Interestingly, for all the attention given to Thelema as Social Darwinist, Crowley's own most serious musings on the subject advocate a basic social wage (in Liber Aleph). OTOH, he objected to Shaw's suggested distribution of menial work throughout society (the notion that if we all pitched in, a few hours' work per day would leave us all with generous free time).

I suppose an ungenerous sort could see a pattern in (young, wealthy) AC's Social Darwinism, and (middle-aged, exhausted, broke) AC's sympathy for a baseline social wage. Then again, he was strongly affected by seeing a promising young relative in Florida whose promise was virtually crushed by circumstance, so he may have just rethought the issue as he went along.

Anyway, thanks so much for the comment! :D

93 93/93 -- AJ

Reply


usha93 April 21 2007, 18:54:19 UTC
AJ, 93. :-)
You make a number of interesting points, and I apologize in advance for responding to a somewhat tangential one. (It is my M.O., here and there!) It seems to me that, most often, direct imitations of ideas gleaned from entertainment are in the form of general jackassery -- people getting hurt imitating stunts and such -- rather than violent antisocial acts. Before Columbine, people "went postal." Before postal workers, people just "snapped."

If someone is already disturbed enough to be enthusiastically contemplating homicide, rape, lethal product tampering, or what have you, it is possible s/he could pick up ideas about target or setting from a media source, sure, I can buy that. There's no way I buy that anyone who isn't already that disturbed will think to him/herself, "Hmm, I never thought about it before, but it would be pretty easy to sabotage Tylenol and poison random strangers," or "Come to think of it, I hate Mondays too ( ... )

Reply

Media effect on violence, crime &c. ajrose93 April 22 2007, 09:38:56 UTC
93, Usha!

I am always delighted to get replies (particularly yours) -- tangential or otherwise. :D As usual, you raise a very thoughtful point, which I'll proceed to split into three 'cause I think we're talking about three distinguishable phenomena, here.

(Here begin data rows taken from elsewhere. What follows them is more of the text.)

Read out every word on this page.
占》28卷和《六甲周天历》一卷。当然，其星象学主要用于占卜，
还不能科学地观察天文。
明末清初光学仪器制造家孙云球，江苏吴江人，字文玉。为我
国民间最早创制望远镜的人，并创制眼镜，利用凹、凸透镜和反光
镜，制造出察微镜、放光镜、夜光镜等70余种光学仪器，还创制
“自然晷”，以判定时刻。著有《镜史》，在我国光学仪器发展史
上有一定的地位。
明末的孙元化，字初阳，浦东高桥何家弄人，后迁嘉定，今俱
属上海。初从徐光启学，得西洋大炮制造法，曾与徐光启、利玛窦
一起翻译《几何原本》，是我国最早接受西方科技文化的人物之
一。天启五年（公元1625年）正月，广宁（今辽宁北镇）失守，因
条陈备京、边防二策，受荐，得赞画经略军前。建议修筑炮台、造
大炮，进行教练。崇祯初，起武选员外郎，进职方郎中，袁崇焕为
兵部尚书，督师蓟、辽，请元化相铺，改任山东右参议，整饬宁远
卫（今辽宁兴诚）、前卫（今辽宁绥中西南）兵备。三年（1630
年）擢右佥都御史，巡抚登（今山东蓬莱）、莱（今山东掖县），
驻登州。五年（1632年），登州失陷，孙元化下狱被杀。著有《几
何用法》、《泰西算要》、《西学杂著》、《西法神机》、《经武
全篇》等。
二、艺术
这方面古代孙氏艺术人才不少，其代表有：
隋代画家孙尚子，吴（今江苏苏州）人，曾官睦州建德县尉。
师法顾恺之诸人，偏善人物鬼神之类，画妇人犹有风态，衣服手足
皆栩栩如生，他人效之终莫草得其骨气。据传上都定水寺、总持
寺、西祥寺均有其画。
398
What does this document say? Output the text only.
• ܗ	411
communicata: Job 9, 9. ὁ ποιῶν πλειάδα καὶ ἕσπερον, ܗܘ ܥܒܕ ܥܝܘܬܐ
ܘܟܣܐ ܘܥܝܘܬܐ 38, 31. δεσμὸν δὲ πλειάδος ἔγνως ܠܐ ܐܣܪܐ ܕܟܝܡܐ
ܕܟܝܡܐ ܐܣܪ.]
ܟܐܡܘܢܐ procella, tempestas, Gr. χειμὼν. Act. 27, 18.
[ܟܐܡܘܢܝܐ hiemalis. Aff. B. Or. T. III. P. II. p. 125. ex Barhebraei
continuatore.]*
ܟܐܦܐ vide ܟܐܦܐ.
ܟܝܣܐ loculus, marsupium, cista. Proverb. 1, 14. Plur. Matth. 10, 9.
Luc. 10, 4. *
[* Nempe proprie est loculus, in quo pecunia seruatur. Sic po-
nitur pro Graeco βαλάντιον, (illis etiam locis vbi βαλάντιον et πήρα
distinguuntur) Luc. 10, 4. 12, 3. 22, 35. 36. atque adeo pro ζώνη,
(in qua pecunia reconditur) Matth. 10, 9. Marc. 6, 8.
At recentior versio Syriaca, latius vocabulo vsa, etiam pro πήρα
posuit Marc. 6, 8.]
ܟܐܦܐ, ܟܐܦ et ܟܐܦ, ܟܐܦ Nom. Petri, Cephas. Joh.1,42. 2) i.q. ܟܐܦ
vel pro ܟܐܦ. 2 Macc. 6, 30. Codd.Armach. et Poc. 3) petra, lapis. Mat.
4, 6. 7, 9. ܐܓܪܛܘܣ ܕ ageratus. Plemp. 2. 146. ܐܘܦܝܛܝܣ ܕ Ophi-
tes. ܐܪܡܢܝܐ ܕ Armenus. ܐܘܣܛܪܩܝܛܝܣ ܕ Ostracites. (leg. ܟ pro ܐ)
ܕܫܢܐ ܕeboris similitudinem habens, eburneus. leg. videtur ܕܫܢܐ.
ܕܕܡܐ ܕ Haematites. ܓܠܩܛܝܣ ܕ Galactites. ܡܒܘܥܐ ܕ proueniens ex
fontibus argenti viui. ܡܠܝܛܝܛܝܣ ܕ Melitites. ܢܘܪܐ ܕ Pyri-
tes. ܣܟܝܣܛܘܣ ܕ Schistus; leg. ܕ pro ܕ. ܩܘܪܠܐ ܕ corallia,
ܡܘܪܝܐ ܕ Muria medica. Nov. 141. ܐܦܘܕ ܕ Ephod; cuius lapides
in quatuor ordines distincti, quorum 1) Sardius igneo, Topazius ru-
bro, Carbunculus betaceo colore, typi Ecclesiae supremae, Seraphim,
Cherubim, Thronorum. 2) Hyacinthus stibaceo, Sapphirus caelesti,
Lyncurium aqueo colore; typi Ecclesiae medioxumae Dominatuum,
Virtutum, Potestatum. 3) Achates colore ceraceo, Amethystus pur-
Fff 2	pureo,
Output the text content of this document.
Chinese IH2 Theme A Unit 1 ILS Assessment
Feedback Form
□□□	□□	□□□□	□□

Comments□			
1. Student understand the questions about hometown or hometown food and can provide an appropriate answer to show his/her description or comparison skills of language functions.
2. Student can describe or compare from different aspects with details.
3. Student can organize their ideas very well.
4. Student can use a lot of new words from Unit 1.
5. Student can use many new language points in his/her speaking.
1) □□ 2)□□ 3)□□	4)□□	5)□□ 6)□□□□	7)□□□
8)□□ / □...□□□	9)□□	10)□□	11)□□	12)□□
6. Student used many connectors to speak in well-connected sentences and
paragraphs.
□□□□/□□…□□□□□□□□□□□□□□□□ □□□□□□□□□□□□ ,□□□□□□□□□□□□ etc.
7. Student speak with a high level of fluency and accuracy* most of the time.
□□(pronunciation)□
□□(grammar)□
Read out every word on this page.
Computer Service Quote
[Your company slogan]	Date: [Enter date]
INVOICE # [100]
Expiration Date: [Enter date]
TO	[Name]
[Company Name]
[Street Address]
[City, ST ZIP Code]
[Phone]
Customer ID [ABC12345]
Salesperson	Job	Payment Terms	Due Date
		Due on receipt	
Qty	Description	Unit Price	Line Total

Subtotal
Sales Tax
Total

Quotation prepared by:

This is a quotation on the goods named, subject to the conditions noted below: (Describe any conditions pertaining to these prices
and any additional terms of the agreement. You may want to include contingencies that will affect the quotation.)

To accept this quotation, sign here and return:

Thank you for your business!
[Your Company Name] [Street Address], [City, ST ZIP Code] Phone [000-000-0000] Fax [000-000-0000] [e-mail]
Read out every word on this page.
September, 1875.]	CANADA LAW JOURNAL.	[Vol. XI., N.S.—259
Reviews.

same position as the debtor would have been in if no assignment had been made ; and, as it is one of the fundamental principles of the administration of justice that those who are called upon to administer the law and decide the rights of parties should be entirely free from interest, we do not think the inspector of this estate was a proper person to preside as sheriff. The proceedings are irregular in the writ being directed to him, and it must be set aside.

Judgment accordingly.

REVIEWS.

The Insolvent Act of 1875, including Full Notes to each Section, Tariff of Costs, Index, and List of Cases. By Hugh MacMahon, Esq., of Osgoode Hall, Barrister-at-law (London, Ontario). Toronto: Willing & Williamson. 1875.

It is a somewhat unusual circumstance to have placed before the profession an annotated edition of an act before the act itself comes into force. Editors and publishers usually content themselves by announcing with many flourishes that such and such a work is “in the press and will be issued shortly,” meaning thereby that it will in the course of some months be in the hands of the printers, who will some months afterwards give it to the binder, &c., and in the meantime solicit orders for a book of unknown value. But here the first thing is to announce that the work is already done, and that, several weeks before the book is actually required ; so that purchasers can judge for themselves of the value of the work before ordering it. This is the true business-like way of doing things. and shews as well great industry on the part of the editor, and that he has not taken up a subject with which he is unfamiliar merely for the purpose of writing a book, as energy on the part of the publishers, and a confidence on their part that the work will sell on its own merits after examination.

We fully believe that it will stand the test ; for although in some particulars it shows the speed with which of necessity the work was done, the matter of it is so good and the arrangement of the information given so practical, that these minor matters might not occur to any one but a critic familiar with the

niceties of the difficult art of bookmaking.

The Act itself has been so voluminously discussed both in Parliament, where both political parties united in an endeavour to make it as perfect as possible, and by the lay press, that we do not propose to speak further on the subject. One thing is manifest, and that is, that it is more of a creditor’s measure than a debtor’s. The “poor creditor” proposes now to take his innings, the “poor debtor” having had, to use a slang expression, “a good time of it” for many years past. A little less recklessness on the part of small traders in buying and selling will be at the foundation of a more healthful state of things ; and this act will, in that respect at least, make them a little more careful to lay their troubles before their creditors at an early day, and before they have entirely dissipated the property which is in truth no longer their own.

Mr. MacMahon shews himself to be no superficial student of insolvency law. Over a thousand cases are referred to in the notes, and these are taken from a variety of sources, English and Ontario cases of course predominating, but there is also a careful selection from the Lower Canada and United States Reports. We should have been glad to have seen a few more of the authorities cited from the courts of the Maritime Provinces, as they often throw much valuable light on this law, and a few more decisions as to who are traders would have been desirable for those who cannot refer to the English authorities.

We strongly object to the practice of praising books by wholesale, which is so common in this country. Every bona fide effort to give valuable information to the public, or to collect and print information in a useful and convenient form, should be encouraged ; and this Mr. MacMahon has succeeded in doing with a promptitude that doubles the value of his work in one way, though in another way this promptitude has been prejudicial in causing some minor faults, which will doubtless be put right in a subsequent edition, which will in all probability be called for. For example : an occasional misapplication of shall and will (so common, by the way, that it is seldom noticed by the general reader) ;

1. "Bright ideas." My scrapped screenplay idea highlighted an unrecognized vulnerability, a target very difficult to "harden," and I wasn't willing to hand those already predisposed to be criminals a useful new way to hurt society. Not, of course, what you're talking about here.

2. "Art made me crazy!" Here we're in complete agreement -- no sane person ever flipped out because they saw a specific movie and it made them crazy; the folks who flip out have serious problems entirely separate from their entertainment choices. In that sense, the big question this week should be "Whatever happened to society making provision for its crazy people, other than jails?" For that matter, there's evidence for a cathartic effect in some forms of "dark" entertainment, like the highly moral, ( ... )

Reply

"Brian Williams" :) ajrose93 April 22 2007, 10:10:19 UTC
93!

Missed that ref the first time, and the question about the effect of news stories (great question, that).

Briefly, I'm with the shrink I heard discussing the VT shooter's little NBC "care package": the stuff that needed suppressing was the stuff that made him look "cool," with no informational content. The news value in Cho's tape was that it made it pretty clear that (a) He did it, and (b) Because he was crazy as a loon -- both things worth knowing, though not worth 24/7 coverage for a week, IMO. I see no news value whatsoever in letting the poor little dweeb have his glam shots posted everywhere on earth.*

Which is doubtless why so many media jumped right on the Scarrrry Killer photos, natch. :/

93 93/93 -- AJ

* Oh, and the shrink's other point: that every time we emphasize "worst in US history" (i.e. highest death toll), we're inspiring the next little nutbar to outdo it. Yipers!